Also add the GlusterFS Firewalld rules in order to allow the Gluster traffic on your nodes:

$ sudo firewall-cmd --zone=public --add-service=glusterfs

$ sudo firewall-cmd --zone=public --add-service=glusterfs --permanent

NetworkManager

OpenShift uses the NetworkManager capabilities, so, is required to have enabled NetworkManager on the network device, for instance, check the following configuration:

USE_PEERDNS=yes and NM_CONTROLLED=yes

[root@nodei7 ~]# cat /etc/sysconfig/network-scripts/ifcfg-eno1
TYPE="Ethernet"
PROXY_METHOD="none"
BROWSER_ONLY="no"
BOOTPROTO="dhcp"
DEFROUTE="yes"
IPV4_FAILURE_FATAL="no"
IPV6INIT="yes"
IPV6_AUTOCONF="yes"
IPV6_DEFROUTE="yes"
IPV6_FAILURE_FATAL="no"
IPV6_ADDR_GEN_MODE="stable-privacy"
NAME="eno1"
UUID="e57de406-5cc2-415a-90c7-5671a76dd3a2"
DEVICE="eno1"
ONBOOT="yes"
ZONE=public
USE_PEERDNS=yes
NM_CONTROLLED=yes

Restart the network and NetworkManager services:

$ sudo systemctl restart NetworkManager

$ sudo systemctl restart network

SSH keys

Ansible requires SSH keys to run the required tasks on each node, let's create a key and distribute it to every nodes:

[root@bastion ~]# ssh-keygen

[root@bastion ~]# for host in master.calvarado04.com \
    nodei7.calvarado04.com \ 
    nodei5.calvarado04.com \  
    nodei3.calvarado04.com; \ 
    do ssh-copy-id -i ~/.ssh/id_rsa.pub $host; \
    done

Ansible

The official OpenShift Enterprise 3.11.69 installation method is by running the OpenShift playbooks provided by the RPMs. The Ansible version must be 2.6.x not 2.7 due to issues with some tasks.

GlusterFS

This deployment will be using GlusterFS on the most basic installation using only GlusterFS without blocks and is not including the GlusterFS Registry cluster on Convergent mode. However, this method is allowing you to use dynamic provisioning of the PVC's (Persistent Volume Claims), this feature is quite fancy because is not longer needed to declare manually the PV's once the cluster is up and running.
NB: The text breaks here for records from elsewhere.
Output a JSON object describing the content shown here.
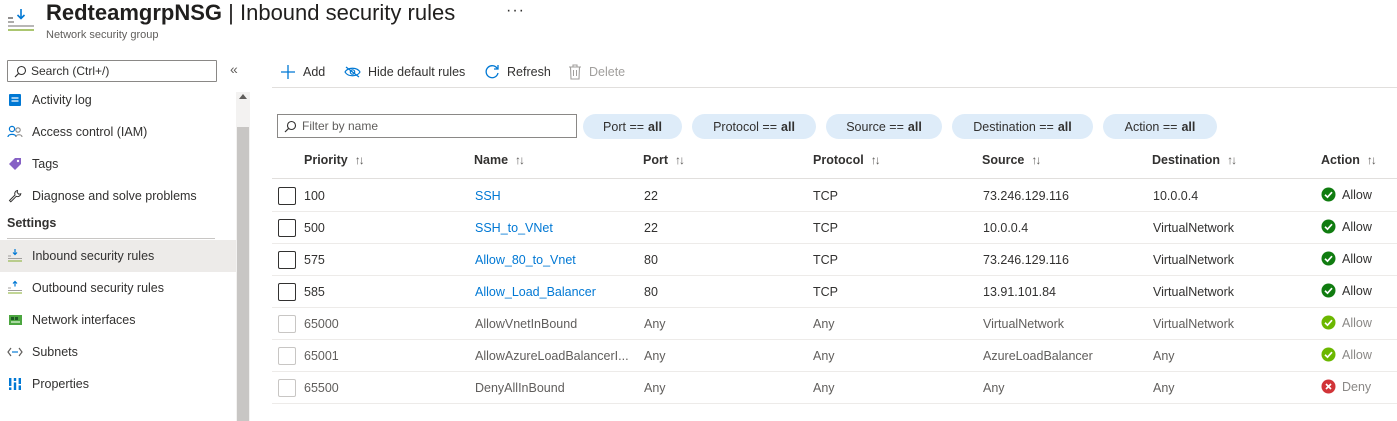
{
  "header": {
    "title_bold": "RedteamgrpNSG",
    "title_rest": " | Inbound security rules",
    "more": "···",
    "subtitle": "Network security group"
  },
  "sidebar": {
    "search_placeholder": "Search (Ctrl+/)",
    "collapse": "«",
    "items": [
      {
        "label": "Activity log",
        "icon": "activity-log-icon"
      },
      {
        "label": "Access control (IAM)",
        "icon": "people-icon"
      },
      {
        "label": "Tags",
        "icon": "tag-icon"
      },
      {
        "label": "Diagnose and solve problems",
        "icon": "wrench-icon"
      },
      {
        "label": "Inbound security rules",
        "icon": "inbound-rules-icon",
        "active": true
      },
      {
        "label": "Outbound security rules",
        "icon": "outbound-rules-icon"
      },
      {
        "label": "Network interfaces",
        "icon": "network-interface-icon"
      },
      {
        "label": "Subnets",
        "icon": "subnet-icon"
      },
      {
        "label": "Properties",
        "icon": "properties-icon"
      }
    ],
    "section_settings": "Settings"
  },
  "toolbar": {
    "add": "Add",
    "hide_default": "Hide default rules",
    "refresh": "Refresh",
    "delete": "Delete"
  },
  "filters": {
    "placeholder": "Filter by name",
    "pills": [
      {
        "label": "Port ==",
        "value": "all"
      },
      {
        "label": "Protocol ==",
        "value": "all"
      },
      {
        "label": "Source ==",
        "value": "all"
      },
      {
        "label": "Destination ==",
        "value": "all"
      },
      {
        "label": "Action ==",
        "value": "all"
      }
    ]
  },
  "table": {
    "columns": [
      "Priority",
      "Name",
      "Port",
      "Protocol",
      "Source",
      "Destination",
      "Action"
    ],
    "sort_glyph": "↑↓",
    "rows": [
      {
        "priority": "100",
        "name": "SSH",
        "port": "22",
        "protocol": "TCP",
        "source": "73.246.129.116",
        "destination": "10.0.0.4",
        "action": "Allow",
        "default": false
      },
      {
        "priority": "500",
        "name": "SSH_to_VNet",
        "port": "22",
        "protocol": "TCP",
        "source": "10.0.0.4",
        "destination": "VirtualNetwork",
        "action": "Allow",
        "default": false
      },
      {
        "priority": "575",
        "name": "Allow_80_to_Vnet",
        "port": "80",
        "protocol": "TCP",
        "source": "73.246.129.116",
        "destination": "VirtualNetwork",
        "action": "Allow",
        "default": false
      },
      {
        "priority": "585",
        "name": "Allow_Load_Balancer",
        "port": "80",
        "protocol": "TCP",
        "source": "13.91.101.84",
        "destination": "VirtualNetwork",
        "action": "Allow",
        "default": false
      },
      {
        "priority": "65000",
        "name": "AllowVnetInBound",
        "port": "Any",
        "protocol": "Any",
        "source": "VirtualNetwork",
        "destination": "VirtualNetwork",
        "action": "Allow",
        "default": true
      },
      {
        "priority": "65001",
        "name": "AllowAzureLoadBalancerI...",
        "port": "Any",
        "protocol": "Any",
        "source": "AzureLoadBalancer",
        "destination": "Any",
        "action": "Allow",
        "default": true
      },
      {
        "priority": "65500",
        "name": "DenyAllInBound",
        "port": "Any",
        "protocol": "Any",
        "source": "Any",
        "destination": "Any",
        "action": "Deny",
        "default": true
      }
    ]
  },
  "colors": {
    "link": "#0078d4",
    "allow": "#107c10",
    "allow_default": "#6bb700",
    "deny": "#d13438",
    "pill_bg": "#deecf9"
  }
}
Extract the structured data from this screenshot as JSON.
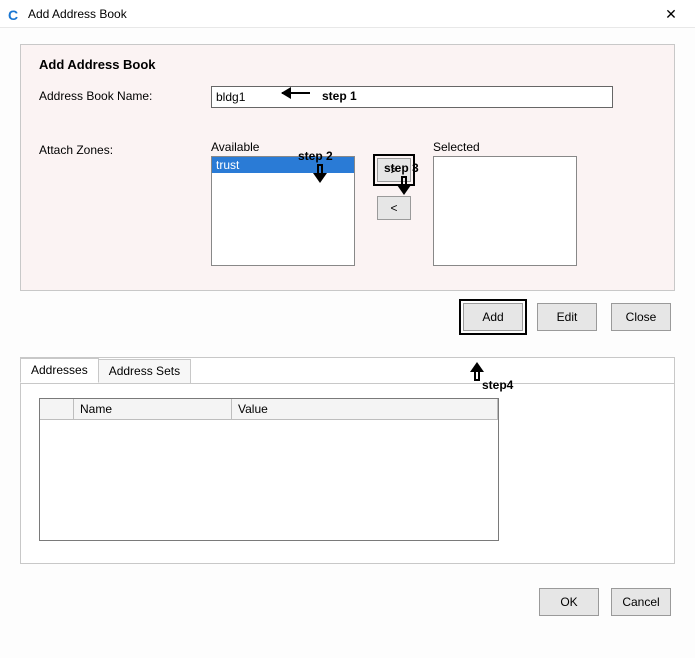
{
  "titlebar": {
    "app_icon_glyph": "C",
    "title": "Add Address Book",
    "close_glyph": "✕"
  },
  "panel": {
    "heading": "Add Address Book",
    "name_label": "Address Book Name:",
    "name_value": "bldg1",
    "zones_label": "Attach Zones:",
    "available_label": "Available",
    "selected_label": "Selected",
    "available_items": [
      "trust"
    ],
    "selected_items": [],
    "move_right_label": ">",
    "move_left_label": "<"
  },
  "actions": {
    "add": "Add",
    "edit": "Edit",
    "close": "Close"
  },
  "tabs": {
    "addresses": "Addresses",
    "address_sets": "Address Sets"
  },
  "grid": {
    "col_name": "Name",
    "col_value": "Value"
  },
  "footer": {
    "ok": "OK",
    "cancel": "Cancel"
  },
  "annotations": {
    "step1": "step 1",
    "step2": "step 2",
    "step3": "step 3",
    "step4": "step4"
  }
}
Heketi configuration on the master node

OpenShift uses Heketi to generate the Gluster topology from the master node to the Gluster nodes and it perform that task by using a SSH connection. That's why you need to configure Heketi on the master host by adding the user and ssh key on /etc/heketi/heketi.json.

Also change any timeout entry to a numeric value (on _sshexec_comment and _kubeexec_comment), like "gluster_cli_timeout": 900.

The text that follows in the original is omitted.